Aslında aynı kökten gelen cihad ve ictihadla ilgili iki hedef birbirini tamamlayıcı nitelikte idi. Öncelikle cihad müslüman toplumların o günkü sömürge koşullarından kurtuluşu için de bir anlam taşımaktaydı. Zira geniş bir coğrafyada Batı’nın tasallutu söz konusu idi. İctihad ise, müslümanların çözmesi gereken sosyal, siyasal, ekonomik, kültürel problem karşısında aktifleştirmesi gereken bir kavramdı.

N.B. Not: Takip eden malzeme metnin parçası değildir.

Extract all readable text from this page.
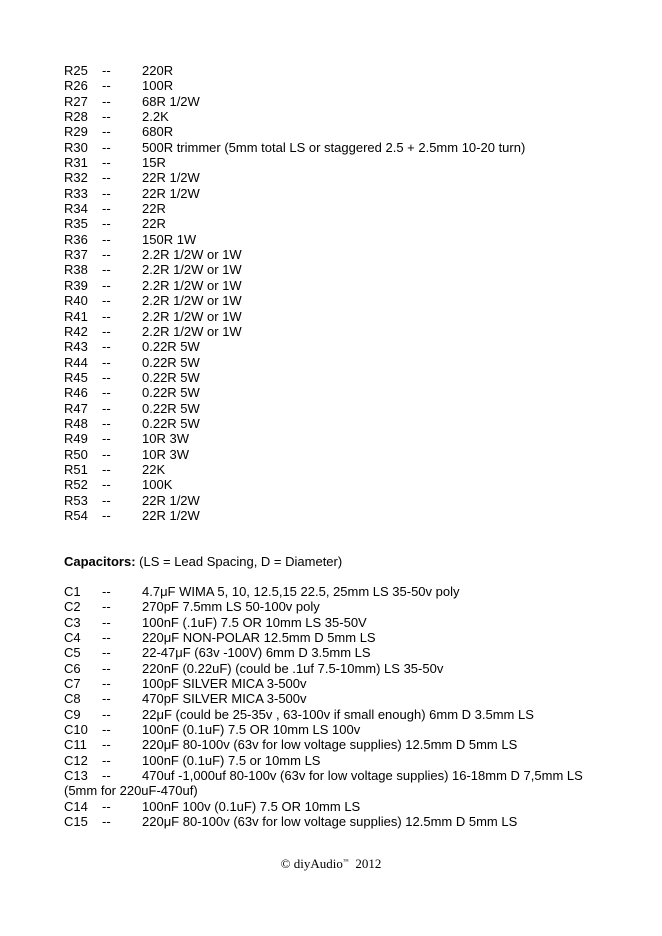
R25 -- 220R
R26 -- 100R
R27 -- 68R 1/2W
R28 -- 2.2K
R29 -- 680R
R30 -- 500R trimmer (5mm total LS or staggered 2.5 + 2.5mm 10-20 turn)
R31 -- 15R
R32 -- 22R 1/2W
R33 -- 22R 1/2W
R34 -- 22R
R35 -- 22R
R36 -- 150R 1W
R37 -- 2.2R 1/2W or 1W
R38 -- 2.2R 1/2W or 1W
R39 -- 2.2R 1/2W or 1W
R40 -- 2.2R 1/2W or 1W
R41 -- 2.2R 1/2W or 1W
R42 -- 2.2R 1/2W or 1W
R43 -- 0.22R 5W
R44 -- 0.22R 5W
R45 -- 0.22R 5W
R46 -- 0.22R 5W
R47 -- 0.22R 5W
R48 -- 0.22R 5W
R49 -- 10R 3W
R50 -- 10R 3W
R51 -- 22K
R52 -- 100K
R53 -- 22R 1/2W
R54 -- 22R 1/2W
Capacitors: (LS = Lead Spacing, D = Diameter)
C1 -- 4.7μF WIMA 5, 10, 12.5,15 22.5, 25mm LS 35-50v poly
C2 -- 270pF 7.5mm LS 50-100v poly
C3 -- 100nF (.1uF) 7.5 OR 10mm LS 35-50V
C4 -- 220μF NON-POLAR 12.5mm D 5mm LS
C5 -- 22-47μF (63v -100V) 6mm D 3.5mm LS
C6 -- 220nF (0.22uF) (could be .1uf 7.5-10mm) LS 35-50v
C7 -- 100pF SILVER MICA 3-500v
C8 -- 470pF SILVER MICA 3-500v
C9 -- 22μF (could be 25-35v , 63-100v if small enough) 6mm D 3.5mm LS
C10 -- 100nF (0.1uF) 7.5 OR 10mm LS 100v
C11 -- 220μF 80-100v (63v for low voltage supplies) 12.5mm D 5mm LS
C12 -- 100nF (0.1uF) 7.5 or 10mm LS
C13 -- 470uf -1,000uf 80-100v (63v for low voltage supplies) 16-18mm D 7,5mm LS
(5mm for 220uF-470uf)
C14 -- 100nF 100v (0.1uF) 7.5 OR 10mm LS
C15 -- 220μF 80-100v (63v for low voltage supplies) 12.5mm D 5mm LS
© diyAudio™ 2012
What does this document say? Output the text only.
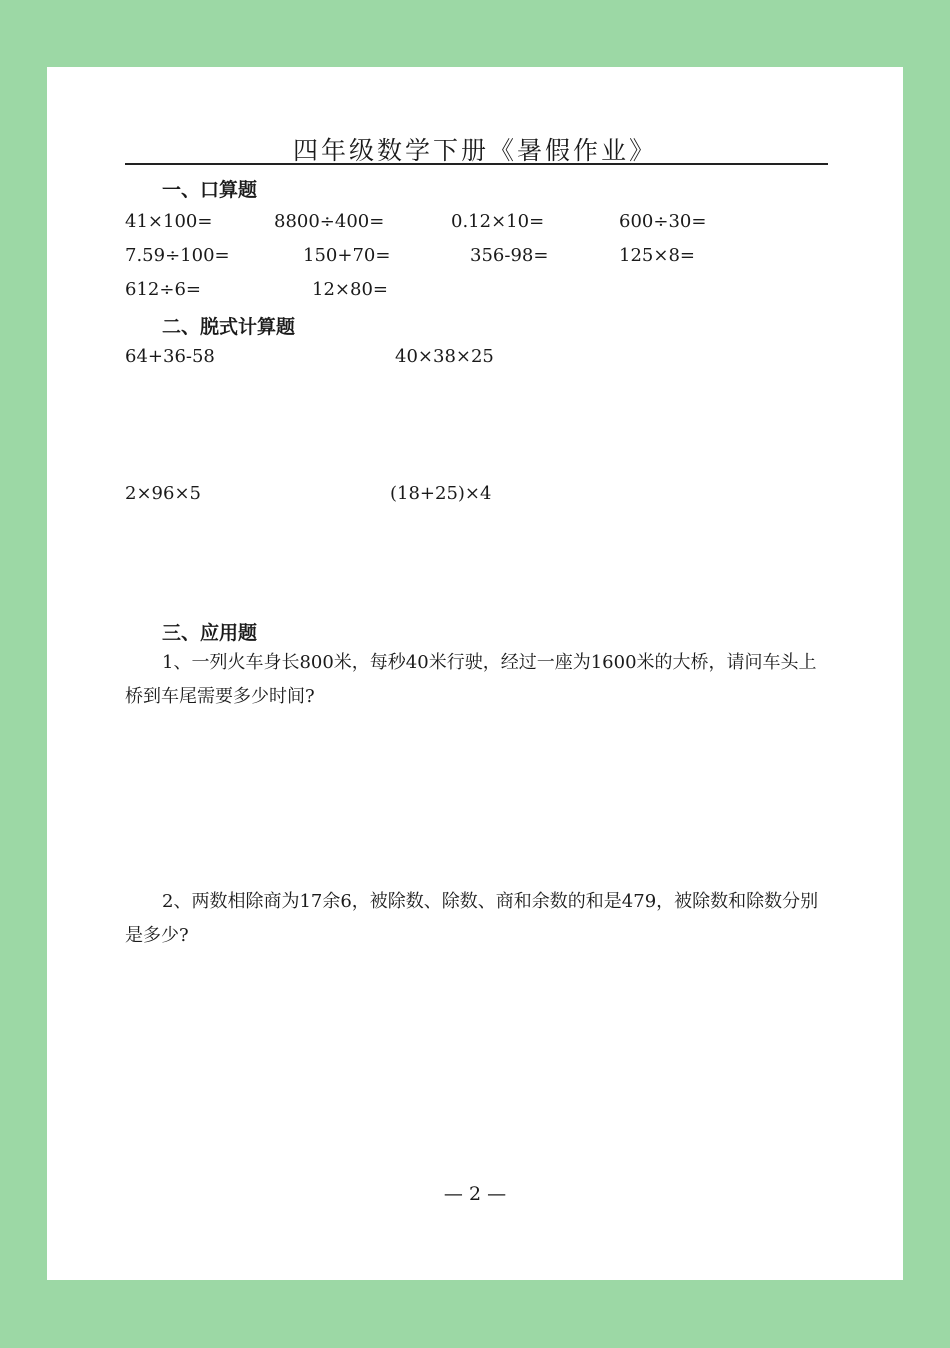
四年级数学下册《暑假作业》
一、口算题
41×100=	8800÷400=	0.12×10=	600÷30=
7.59÷100=	150+70=	356-98=	125×8=
612÷6=	12×80=
二、脱式计算题
64+36-58	40×38×25
2×96×5	(18+25)×4
三、应用题
1、一列火车身长800米，每秒40米行驶，经过一座为1600米的大桥，请问车头上桥到车尾需要多少时间?
2、两数相除商为17余6，被除数、除数、商和余数的和是479，被除数和除数分别是多少?
— 2 —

Bilindiği üzere Batı modernliğe geçişle birlikte tabii bilimlerden sosyal bilimlere kadar geniş bir spektrum içerisinde bilgiye, dünyaya ve insana egemen olmuştu. Bu egemenlik ve tasalluttan kurtulmak üzere ictihadın aktifleştirilmesi gerekiyordu. Bu bağlamda “ictihad” denilen mekanizmanın geniş bir düzlemde cari olması gerektiği anlaşılmaktaydı.
19. yüzyıldan günümüze gelinceye kadar İslamcılık birtakım kesintiler ve kırılmalar yaşamıştır. Bu kesintiler gerçekte “İslam” parantez içine alındığında nasıl formlar oluşacağına dair sonuçları bize göstermiştir. Batıcılığın modern dünya ile başa çıkmada yaşadığı sorunlar, her defasında İslam’ı tekrar işaret etmiştir. Diğer yandan İslamcılığın yaşadığı esas kırılma, sosyal, siyasal, ekonomik, kültürel potansiyelleri temel hedefleri doğrultusunda bir imkana çevirememe şeklinde gerçekleşmiştir. Hatta daha ileri giderek bugün gelinen noktada islamcılığın hedeflerinin liberalizm, küreselleşme ve post/modern dünya karşısında araçsallaş(tırıl)mış görünmektedir.
İslamcılar kendilerini sabitledikleri fikirsel noktayı artık terkettiklerinden, bugün cari olan devasa sorunlar karşısında ortada entelektüel ve felsefi tartışmalar yapılamamaktadır. Halbuki 1990’lı yıllarda bile bu tartışmalar zayıf ve cılız gücüne rağmen devam etmekteydi. Bugün sorunların devasa haline gelmesinin bir sebebi küresel dünyanın etkin gücü ise, bir diğeri dünya toplumlarını bu gücün tasallutu altına almasıdır.
İslamcılık üzerinden İslam ile irtibat kurma biçiminde problemler olduğu daha net görülmektedir. Böyle bir konjonktürde giderek başka bir dünyanın mümkün olduğuna dair inanç zayıflamaktadır. Bugün için İslam ile sahih bir irtibat kurmak, öncelikle başka bir dünyanın imkanına, Tanrı, insan ve dünya ile daha ahlaki bir ilişki kurmanın gereğine kuvvetle inanmakla başlayacaktır.